Murphy It took James Bryant just under 100 hours to sculpt his Native American figure from locally sourced southern white pine.
“I used a chainsaw, an angle grinder and a chisel,” he said, adding, “I lost two fingertips during the project.”
The finished piece – a 130-pound, 7-feet, 11-inches tall sculpture – stands in the Cherokee County Museum on Peachtree Street downtown today. Billy Ray Palmer, a museum board member, is thrilled to have the sculpture overseeing the Trail of Tears display at the museum.
“Rhodes Scholar tour busses come through here and just stand in front of it in awe,” Palmer said.
The “awe factor” is easy to see. It’s not just the impressive size of the piece, but Bryant carved the sculpture with a delicacy seen in the Indian’s features.
“I named him Yellow Feather,” Bryant said, “because his feather is made from Osage orange. A friend of mine brought the wood to me from Oklahoma.”
The origin of the feather wood creates a full circle metaphor, as it comes from the final stop on the forced removal of Native Americans from the Appalachian Mountains to Oklahoma on the Trail of Tears under President Andrew Jackson’s Indian Removal Act in 1830. Bryant said he used his own dimensions as a guide to create the sculpture.
“If you look at his palms,” Bryant said, holding his own up for comparison, “you’ll see the lines and grooves match mine.”
Palmer, an old friend of Bryant’s, points out the peace pipe Yellow Feather holds in his open palms.
“He filled that peace pipe with Rabbit weed,” he laughed. “We used to smoke that back when we were school boys.”
Bryant added, “It was real pungent. We’d smoke it in a corn cob pipe, and it burned.”
Both men chuckle at the memory. Bryant was a wood carver from a young age.
“I whittled wood as a young boy,” he said, fishing a whittling knife out of his pocket. “I’ve had this knife for over 40 years,” he added, flipping it open to examine it as if seeing it for the first time.
His first formal training came from Jack Hall, an instructor at John C. Campbell Folk School in Brasstown.
“He told me, ‘All you gotta do is take off the wood that isn’t needed. If you’re carving a dog, just take off what’s not dog,’ ” Bryant said with a laugh.
Yellow Feather isn’t the first contribution Bryant has made to the museum.
“If you look up,” Palmer said, pointing to a row of wooden masks hanging in eyeshot of Yellow Feather, “you’ll see the Seven Clans of Cherokee Masks.”
The masks, each a different shape and color, represent the clans of Long Hair, Wolf, Blue, Wild Potato, Deer, Bird and Paint.

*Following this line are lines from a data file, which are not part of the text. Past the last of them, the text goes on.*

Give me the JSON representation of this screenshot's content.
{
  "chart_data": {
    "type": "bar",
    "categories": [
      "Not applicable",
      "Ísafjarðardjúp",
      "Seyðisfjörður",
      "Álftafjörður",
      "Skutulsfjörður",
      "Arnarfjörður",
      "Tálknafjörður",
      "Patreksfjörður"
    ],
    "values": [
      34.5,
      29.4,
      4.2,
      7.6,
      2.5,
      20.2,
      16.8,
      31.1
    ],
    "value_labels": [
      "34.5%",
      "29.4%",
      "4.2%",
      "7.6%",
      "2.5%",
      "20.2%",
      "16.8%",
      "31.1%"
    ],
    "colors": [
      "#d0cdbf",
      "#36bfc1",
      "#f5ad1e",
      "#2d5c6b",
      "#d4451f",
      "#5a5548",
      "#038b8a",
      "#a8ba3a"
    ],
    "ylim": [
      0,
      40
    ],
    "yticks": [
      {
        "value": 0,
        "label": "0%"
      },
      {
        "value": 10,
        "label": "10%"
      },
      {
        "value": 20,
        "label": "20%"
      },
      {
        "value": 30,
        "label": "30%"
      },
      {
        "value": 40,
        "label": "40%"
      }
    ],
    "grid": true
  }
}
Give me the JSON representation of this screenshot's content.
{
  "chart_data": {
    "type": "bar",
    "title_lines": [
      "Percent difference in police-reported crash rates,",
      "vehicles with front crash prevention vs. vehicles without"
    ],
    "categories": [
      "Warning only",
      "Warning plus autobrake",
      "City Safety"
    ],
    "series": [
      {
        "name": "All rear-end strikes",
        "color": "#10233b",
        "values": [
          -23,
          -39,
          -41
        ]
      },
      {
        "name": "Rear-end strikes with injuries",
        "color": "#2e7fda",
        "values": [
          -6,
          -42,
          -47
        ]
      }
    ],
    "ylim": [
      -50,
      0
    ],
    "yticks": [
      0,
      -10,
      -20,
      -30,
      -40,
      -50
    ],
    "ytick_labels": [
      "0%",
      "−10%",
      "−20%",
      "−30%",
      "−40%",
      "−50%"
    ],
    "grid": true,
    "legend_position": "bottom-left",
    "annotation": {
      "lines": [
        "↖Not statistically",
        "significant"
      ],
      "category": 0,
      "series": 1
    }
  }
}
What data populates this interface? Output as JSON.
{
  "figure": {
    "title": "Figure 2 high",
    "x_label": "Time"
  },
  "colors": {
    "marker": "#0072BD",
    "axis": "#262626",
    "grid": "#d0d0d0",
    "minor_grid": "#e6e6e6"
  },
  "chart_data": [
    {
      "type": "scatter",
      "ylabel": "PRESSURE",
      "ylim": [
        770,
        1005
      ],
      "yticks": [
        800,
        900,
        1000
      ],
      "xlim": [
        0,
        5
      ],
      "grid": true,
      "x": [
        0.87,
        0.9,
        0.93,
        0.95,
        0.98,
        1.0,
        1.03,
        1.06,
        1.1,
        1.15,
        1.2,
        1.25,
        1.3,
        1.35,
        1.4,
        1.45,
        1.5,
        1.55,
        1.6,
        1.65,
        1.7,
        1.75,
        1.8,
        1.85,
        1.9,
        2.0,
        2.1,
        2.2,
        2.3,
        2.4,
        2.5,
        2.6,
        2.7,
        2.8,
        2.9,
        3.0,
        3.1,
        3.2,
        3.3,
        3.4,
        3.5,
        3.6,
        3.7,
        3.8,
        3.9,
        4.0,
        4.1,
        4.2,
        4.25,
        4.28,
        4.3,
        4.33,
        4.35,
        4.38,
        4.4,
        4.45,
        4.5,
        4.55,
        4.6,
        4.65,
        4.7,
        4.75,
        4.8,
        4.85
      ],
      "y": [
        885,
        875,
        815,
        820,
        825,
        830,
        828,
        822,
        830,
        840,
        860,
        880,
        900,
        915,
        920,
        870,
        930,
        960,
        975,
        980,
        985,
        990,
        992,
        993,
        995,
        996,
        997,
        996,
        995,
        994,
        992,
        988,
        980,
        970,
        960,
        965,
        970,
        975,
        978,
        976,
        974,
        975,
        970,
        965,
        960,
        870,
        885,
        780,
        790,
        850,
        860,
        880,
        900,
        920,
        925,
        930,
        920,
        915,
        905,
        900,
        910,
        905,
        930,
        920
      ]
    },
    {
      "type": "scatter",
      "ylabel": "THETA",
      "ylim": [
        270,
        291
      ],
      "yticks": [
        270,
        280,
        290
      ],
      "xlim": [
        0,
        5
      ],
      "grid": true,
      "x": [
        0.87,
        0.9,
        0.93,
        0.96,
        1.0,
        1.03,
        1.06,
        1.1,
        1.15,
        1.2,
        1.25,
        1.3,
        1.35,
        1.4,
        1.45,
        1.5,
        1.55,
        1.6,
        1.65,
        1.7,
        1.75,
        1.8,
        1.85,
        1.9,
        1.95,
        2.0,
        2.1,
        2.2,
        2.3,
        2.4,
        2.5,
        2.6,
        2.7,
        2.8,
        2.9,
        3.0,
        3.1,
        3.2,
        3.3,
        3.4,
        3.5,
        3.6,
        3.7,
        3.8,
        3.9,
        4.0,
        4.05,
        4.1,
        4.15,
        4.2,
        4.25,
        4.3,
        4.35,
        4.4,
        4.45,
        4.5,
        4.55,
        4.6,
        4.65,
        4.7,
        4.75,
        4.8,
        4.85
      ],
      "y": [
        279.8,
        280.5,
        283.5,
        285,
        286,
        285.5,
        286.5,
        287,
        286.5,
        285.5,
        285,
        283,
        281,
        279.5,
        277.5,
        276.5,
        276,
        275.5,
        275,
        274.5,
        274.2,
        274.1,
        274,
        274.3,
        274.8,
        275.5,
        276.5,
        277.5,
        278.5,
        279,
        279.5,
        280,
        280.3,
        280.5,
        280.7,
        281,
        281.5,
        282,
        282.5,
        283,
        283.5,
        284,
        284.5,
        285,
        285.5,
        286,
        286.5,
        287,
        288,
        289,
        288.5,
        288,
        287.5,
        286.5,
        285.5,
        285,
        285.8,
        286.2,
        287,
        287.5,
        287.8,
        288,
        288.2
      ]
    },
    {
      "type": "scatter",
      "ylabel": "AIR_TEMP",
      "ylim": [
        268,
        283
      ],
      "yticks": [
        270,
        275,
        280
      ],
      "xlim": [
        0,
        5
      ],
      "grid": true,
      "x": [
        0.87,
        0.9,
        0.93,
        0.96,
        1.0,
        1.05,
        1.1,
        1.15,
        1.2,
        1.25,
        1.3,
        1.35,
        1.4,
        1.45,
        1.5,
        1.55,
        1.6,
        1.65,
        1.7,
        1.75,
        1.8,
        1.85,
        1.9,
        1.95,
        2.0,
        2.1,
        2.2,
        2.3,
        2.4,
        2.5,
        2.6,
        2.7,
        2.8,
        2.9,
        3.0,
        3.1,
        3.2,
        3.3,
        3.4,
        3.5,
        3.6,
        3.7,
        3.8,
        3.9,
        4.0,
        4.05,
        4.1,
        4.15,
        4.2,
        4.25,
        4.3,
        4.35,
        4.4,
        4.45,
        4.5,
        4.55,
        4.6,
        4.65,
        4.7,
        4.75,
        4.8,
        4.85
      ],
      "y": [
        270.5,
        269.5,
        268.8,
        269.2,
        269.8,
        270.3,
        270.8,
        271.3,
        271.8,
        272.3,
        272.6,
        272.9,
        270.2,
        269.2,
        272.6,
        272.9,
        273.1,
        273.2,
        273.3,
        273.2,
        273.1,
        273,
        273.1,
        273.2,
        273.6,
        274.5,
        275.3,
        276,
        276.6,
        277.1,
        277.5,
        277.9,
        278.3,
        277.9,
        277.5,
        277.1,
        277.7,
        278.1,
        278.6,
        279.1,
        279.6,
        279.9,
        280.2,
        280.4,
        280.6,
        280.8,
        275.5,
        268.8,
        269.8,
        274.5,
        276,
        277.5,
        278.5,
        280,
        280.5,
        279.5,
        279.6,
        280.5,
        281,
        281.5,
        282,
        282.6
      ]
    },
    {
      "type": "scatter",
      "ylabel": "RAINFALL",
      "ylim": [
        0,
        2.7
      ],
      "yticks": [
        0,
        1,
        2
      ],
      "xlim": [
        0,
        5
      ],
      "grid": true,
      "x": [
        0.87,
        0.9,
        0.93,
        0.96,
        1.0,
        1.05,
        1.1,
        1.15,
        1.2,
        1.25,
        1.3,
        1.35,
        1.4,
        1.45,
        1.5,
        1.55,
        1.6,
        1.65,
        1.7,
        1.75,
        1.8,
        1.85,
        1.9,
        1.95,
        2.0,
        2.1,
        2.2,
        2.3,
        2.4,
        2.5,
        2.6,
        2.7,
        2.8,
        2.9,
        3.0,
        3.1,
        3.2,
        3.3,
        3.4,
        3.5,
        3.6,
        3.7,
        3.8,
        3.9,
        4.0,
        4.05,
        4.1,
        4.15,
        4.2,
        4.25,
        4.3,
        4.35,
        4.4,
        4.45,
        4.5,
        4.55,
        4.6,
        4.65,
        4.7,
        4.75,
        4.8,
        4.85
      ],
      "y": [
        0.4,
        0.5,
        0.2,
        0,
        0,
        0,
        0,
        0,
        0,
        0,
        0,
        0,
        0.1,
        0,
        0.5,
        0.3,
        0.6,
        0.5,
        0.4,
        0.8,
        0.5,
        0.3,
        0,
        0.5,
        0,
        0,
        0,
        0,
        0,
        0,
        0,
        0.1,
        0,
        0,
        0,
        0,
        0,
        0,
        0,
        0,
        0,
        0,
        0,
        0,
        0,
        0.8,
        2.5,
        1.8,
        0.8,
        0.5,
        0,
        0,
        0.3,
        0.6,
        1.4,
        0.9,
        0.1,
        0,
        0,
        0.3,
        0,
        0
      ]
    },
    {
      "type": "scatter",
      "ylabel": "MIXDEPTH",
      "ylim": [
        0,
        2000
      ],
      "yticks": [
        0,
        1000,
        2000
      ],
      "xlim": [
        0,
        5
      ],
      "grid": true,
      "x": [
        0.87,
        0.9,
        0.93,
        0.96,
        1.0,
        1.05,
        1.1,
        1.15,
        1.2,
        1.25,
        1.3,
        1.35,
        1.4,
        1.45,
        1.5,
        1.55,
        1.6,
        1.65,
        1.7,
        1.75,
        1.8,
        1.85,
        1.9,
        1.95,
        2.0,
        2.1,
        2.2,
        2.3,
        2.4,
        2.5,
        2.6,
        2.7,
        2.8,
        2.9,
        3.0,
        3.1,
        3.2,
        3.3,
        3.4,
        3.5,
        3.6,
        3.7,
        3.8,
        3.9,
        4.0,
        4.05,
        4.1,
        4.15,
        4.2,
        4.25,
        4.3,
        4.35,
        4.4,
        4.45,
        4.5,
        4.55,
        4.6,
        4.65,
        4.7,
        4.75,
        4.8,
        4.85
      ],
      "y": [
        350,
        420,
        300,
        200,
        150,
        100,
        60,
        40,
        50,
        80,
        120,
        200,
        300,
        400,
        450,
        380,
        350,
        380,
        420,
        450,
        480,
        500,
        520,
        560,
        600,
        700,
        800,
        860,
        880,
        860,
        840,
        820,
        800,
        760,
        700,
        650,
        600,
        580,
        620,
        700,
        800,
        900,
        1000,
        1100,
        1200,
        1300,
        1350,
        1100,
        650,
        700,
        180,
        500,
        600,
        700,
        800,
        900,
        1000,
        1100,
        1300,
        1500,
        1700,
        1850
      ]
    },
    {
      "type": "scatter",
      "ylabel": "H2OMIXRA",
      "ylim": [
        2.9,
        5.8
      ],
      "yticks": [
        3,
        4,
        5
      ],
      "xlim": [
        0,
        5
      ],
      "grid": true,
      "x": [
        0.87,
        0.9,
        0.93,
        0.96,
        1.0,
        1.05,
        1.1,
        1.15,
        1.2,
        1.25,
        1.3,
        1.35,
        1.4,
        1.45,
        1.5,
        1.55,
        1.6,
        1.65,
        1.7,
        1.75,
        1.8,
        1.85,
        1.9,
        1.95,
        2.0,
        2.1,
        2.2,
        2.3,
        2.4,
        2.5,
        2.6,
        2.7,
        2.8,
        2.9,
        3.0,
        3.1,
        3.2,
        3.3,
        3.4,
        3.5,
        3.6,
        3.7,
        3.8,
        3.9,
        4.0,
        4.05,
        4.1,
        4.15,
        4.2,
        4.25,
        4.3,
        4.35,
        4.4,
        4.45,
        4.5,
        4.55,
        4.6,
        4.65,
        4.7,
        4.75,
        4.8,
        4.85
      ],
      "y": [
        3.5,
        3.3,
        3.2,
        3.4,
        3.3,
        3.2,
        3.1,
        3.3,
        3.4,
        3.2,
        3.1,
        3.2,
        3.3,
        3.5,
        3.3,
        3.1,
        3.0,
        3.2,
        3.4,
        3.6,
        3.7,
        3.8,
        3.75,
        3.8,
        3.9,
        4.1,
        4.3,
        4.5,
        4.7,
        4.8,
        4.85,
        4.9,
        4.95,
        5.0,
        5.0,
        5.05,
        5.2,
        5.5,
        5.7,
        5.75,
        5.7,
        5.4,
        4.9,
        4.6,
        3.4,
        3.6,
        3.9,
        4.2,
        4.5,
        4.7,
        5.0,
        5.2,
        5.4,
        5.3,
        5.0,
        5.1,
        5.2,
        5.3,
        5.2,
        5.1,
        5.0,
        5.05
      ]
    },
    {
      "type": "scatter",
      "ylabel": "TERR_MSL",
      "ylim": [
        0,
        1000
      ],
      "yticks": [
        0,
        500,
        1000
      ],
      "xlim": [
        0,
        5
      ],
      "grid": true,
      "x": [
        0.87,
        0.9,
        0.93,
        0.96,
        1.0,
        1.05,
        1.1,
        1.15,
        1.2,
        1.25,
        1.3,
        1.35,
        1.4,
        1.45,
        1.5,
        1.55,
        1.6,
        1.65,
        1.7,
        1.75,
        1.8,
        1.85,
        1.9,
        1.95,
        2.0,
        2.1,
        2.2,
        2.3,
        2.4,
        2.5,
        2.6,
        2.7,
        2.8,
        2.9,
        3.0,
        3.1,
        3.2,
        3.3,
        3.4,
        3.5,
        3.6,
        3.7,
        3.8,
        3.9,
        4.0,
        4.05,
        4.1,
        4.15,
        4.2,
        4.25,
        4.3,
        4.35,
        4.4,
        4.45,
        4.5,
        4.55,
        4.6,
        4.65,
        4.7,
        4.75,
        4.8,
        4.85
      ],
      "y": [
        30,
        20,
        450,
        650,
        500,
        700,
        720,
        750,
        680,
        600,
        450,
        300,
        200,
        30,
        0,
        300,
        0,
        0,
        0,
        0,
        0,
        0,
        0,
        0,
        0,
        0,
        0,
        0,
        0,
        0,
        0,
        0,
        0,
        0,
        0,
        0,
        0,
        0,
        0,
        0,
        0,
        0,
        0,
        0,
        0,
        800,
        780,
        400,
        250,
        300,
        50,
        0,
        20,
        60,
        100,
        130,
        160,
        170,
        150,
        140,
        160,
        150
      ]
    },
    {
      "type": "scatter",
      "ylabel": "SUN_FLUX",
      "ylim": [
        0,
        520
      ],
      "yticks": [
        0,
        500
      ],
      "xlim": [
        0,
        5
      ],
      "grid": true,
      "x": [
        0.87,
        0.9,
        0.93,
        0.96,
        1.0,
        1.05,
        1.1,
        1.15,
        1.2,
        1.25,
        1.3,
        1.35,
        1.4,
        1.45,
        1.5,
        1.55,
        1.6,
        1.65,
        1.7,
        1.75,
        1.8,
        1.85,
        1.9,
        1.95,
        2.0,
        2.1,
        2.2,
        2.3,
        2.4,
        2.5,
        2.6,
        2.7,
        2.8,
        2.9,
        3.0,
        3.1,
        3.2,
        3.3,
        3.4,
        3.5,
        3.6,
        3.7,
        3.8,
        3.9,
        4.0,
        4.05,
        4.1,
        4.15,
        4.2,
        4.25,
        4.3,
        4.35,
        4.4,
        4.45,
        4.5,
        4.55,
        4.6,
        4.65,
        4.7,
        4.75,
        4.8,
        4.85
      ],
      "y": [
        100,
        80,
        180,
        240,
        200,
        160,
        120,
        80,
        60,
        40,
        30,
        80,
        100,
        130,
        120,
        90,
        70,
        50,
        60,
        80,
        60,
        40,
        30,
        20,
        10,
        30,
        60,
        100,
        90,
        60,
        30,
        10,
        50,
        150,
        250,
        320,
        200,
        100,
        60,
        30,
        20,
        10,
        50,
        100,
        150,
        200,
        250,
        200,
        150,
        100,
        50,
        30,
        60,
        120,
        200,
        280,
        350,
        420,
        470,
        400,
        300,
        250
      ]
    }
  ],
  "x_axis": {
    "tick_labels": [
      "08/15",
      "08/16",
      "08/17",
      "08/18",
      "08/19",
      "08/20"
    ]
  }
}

“There is no other collection like them,” Palmer said with reverence. Upstairs, on the main floor of the museum, is another Bryant installation of a five-foot bust of a Native American.
“The humidity cracked the wood,” Palmer explained, pointing out a deep groove running down the side of the sculpture’s nose. “I like it there because it looks like tears.”
Both of Bryant’s sculpted faces appear stoic and grim.
“I’m part Cherokee,” Bryant said, “so, because of my heritage, I choose Cherokee, and you don’t often see them smile,” referring to Trail of Tears art.
Palmer added, “They were marching west, to the place the Native Americans considered the place of death because that’s where the sun set.”
Bryant is most proud of the yellow feather hanging from the sculpture’s hair.
“The hardest to do was the face,” he said, “but overall, I was surprised by the outcome.”
At 75 years old, Bryant has no plans for a future project but remains open.
“If the urge hits me,” he said, “I will.”